Ronny reddened and frowned.

“I mean it, man. Tomorrow, she's fifty miles from here. You can make your move tonight, if you're ever going to. You really want her to slip through your fingers?” He nodded at Vanessa. “And I'm buying dinner.”

“I can't force you to do it,” Gordy said when Ronny called him. “I mean I can't order you to take an overtime shift, if you really don't want to do it. But I'd like them out of here tonight. It'll put a ­couple extra bucks in your next paycheck. And I would appreciate it. I don't want to have to call in another officer for a ­couple of hours of standing beside the road. If you can swing it, I would like you to do it.”
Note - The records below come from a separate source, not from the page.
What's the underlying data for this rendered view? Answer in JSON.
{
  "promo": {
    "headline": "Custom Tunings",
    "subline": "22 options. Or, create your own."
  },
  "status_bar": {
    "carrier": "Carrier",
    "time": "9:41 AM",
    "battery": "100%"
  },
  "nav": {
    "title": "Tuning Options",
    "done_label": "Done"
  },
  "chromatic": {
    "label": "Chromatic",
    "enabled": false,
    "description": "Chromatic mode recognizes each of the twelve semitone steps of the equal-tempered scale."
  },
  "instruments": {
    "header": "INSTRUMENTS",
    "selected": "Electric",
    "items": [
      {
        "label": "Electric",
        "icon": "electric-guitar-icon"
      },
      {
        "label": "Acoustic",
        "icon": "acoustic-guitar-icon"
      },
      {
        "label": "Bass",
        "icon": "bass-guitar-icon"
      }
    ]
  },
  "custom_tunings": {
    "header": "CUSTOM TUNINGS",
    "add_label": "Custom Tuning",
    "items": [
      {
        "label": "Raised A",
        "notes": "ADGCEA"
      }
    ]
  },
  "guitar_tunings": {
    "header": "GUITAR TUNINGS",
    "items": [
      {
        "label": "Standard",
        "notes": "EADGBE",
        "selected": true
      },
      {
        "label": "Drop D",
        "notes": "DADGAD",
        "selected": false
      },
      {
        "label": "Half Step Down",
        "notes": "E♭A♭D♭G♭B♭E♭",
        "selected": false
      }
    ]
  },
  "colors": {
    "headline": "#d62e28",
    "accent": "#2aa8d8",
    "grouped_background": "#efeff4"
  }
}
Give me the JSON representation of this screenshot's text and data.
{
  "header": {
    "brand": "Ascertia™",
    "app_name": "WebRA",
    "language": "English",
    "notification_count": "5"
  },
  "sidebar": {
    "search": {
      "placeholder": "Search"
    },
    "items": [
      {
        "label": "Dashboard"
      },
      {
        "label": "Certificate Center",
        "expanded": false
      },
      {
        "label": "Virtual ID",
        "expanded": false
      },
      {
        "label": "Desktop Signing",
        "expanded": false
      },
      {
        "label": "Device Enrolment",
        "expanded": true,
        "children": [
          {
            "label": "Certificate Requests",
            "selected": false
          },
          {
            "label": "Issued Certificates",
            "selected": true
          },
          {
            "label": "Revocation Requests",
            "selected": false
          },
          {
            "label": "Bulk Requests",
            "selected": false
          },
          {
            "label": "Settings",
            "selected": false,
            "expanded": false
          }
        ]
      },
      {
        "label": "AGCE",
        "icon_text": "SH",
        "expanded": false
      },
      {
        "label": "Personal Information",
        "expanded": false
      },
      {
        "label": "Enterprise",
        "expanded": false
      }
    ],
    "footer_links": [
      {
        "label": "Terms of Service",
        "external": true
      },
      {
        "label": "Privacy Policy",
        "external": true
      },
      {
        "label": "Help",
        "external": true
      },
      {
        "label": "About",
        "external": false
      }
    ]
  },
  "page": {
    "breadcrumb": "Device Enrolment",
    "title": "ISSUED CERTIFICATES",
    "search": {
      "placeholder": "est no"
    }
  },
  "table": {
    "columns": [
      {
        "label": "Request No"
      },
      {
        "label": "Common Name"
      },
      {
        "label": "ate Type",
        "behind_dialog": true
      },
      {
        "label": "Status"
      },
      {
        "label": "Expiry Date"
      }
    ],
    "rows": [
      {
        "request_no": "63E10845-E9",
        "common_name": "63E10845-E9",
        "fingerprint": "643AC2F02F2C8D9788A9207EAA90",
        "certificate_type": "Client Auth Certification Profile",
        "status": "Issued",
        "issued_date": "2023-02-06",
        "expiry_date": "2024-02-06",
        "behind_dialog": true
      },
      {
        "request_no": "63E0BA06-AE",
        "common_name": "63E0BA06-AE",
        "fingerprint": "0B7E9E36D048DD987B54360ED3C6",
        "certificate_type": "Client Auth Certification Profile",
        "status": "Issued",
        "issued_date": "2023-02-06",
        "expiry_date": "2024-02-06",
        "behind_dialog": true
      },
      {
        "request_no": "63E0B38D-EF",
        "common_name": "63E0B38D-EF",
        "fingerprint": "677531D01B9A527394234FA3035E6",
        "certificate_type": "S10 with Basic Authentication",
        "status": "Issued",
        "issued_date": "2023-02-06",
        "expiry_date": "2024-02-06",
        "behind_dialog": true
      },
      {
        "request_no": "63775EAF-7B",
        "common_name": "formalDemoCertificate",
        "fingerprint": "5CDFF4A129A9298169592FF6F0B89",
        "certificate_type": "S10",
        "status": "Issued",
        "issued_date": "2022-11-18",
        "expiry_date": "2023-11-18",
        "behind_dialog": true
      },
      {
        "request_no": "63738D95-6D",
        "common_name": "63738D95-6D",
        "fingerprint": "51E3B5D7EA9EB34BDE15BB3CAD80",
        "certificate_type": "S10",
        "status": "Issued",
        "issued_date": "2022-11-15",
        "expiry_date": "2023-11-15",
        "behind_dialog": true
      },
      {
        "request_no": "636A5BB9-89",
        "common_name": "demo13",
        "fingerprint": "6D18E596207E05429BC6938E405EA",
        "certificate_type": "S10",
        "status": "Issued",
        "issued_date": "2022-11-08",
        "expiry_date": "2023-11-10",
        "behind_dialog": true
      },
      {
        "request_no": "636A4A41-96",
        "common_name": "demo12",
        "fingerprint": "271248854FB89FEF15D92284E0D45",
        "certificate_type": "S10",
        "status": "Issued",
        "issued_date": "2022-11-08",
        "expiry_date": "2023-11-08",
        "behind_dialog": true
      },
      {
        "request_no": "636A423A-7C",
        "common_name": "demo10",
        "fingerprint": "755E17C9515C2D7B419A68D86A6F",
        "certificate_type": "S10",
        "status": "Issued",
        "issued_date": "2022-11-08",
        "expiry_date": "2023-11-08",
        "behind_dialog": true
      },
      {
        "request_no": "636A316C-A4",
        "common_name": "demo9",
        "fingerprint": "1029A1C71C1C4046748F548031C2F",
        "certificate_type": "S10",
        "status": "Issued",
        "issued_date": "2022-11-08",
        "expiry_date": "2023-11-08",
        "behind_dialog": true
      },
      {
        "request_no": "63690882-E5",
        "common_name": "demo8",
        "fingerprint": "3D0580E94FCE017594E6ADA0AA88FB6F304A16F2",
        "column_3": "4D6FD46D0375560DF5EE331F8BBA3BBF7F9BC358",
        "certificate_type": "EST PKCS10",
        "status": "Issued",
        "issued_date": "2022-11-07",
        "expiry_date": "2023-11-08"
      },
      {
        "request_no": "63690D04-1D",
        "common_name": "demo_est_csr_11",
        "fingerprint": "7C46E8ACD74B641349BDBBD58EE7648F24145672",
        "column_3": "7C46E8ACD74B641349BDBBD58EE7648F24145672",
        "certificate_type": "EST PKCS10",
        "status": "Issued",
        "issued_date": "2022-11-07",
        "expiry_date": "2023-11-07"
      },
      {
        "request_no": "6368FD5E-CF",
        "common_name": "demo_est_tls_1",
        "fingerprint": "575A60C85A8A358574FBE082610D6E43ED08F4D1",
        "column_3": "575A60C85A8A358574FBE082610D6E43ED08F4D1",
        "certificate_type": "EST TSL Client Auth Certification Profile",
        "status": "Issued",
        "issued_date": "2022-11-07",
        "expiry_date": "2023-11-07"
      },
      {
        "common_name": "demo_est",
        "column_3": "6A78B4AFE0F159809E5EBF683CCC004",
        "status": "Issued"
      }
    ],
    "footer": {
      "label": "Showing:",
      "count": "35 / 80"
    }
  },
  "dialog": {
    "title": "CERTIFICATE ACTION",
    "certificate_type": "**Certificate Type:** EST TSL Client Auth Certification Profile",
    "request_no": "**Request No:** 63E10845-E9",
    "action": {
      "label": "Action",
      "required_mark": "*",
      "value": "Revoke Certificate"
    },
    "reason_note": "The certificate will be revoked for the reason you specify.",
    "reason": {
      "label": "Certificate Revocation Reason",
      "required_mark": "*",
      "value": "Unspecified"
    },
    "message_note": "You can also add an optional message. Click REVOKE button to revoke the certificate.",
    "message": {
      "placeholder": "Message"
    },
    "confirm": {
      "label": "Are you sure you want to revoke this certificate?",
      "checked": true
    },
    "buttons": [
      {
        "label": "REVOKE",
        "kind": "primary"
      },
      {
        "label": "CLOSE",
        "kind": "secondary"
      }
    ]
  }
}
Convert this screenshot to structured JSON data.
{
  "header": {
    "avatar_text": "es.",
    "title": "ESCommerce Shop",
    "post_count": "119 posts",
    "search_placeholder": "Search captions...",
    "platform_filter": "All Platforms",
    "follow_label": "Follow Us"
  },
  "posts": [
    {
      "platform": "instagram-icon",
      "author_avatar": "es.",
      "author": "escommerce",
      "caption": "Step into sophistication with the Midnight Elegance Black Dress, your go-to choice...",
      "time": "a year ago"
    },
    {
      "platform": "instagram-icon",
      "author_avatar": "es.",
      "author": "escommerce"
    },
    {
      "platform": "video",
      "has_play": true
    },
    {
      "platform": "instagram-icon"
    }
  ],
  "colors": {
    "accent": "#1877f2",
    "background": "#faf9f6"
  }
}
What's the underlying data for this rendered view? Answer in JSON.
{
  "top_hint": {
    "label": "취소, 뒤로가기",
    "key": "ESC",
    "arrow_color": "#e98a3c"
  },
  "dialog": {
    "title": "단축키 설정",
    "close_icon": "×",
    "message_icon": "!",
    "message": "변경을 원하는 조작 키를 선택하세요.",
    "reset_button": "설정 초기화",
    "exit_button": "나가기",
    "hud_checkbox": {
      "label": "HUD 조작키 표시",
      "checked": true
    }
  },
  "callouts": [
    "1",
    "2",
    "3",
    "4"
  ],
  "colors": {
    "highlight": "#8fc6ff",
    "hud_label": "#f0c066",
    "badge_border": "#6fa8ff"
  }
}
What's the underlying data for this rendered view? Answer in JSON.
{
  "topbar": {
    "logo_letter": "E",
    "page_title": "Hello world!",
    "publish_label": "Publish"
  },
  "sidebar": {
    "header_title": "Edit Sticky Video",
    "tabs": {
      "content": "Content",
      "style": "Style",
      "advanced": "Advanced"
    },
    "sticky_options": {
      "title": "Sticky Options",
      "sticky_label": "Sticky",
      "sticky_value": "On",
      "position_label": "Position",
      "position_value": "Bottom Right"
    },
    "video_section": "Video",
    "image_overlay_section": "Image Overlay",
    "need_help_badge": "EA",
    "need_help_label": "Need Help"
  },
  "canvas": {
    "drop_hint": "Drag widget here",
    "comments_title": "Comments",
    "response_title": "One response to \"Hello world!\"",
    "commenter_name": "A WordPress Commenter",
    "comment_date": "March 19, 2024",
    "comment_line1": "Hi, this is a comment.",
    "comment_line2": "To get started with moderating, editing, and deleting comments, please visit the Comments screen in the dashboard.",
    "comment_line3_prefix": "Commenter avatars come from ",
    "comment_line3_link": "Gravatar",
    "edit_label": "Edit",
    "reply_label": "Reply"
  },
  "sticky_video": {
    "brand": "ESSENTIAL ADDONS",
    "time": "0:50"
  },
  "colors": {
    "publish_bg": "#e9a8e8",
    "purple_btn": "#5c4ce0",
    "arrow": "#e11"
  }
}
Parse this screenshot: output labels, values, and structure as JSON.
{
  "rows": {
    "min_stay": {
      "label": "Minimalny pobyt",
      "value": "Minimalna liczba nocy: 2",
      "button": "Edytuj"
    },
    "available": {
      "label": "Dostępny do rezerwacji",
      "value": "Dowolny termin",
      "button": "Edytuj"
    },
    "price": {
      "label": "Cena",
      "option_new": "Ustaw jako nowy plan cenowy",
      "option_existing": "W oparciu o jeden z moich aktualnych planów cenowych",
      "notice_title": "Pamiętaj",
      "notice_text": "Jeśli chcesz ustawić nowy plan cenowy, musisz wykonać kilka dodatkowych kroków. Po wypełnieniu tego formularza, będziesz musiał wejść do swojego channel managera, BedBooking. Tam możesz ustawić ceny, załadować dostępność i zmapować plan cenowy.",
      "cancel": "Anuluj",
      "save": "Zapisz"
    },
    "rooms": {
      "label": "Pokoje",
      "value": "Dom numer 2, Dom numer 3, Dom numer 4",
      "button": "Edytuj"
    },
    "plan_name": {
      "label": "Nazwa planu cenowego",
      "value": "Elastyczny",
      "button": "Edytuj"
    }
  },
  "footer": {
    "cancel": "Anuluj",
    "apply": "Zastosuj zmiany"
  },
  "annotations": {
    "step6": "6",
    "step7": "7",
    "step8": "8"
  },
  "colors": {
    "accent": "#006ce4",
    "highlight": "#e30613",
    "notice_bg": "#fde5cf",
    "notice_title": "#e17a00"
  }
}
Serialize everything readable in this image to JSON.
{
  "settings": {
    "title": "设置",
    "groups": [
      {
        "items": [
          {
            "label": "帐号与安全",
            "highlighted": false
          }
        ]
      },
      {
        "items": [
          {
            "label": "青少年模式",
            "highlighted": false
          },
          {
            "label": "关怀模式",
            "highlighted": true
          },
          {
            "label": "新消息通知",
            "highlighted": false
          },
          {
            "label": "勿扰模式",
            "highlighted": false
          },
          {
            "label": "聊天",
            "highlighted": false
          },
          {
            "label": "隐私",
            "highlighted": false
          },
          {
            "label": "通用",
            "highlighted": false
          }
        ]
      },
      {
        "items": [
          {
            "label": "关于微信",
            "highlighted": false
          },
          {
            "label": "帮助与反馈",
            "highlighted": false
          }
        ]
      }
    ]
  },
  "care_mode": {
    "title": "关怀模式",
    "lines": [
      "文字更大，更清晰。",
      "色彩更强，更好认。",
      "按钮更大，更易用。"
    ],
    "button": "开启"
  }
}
“Chief says OK,” Ronny told the foreman.

“Outstanding. I'd like to tell you we might be done early, but once they go on the double bubble, they slow down. But we should be done by seven. I'll go up to that place on 417 and get dinner. You want anything special?”

“Get me the turkey dinner plate.”

An hour later the foreman was back with several bags. He sorted through them and started handing them out. “Eat while you work,” he said as he passed out the Styrofoam go-­boxes.

Ronny walked over to the foreman's truck.

“Here you go. Turkey dinner plate. Grab some utensils and napkins from the other bag. And here. She wanted a salad. Take it to her. Ask her if she'd like a better dinner later on. It might work. Not a terrible move.”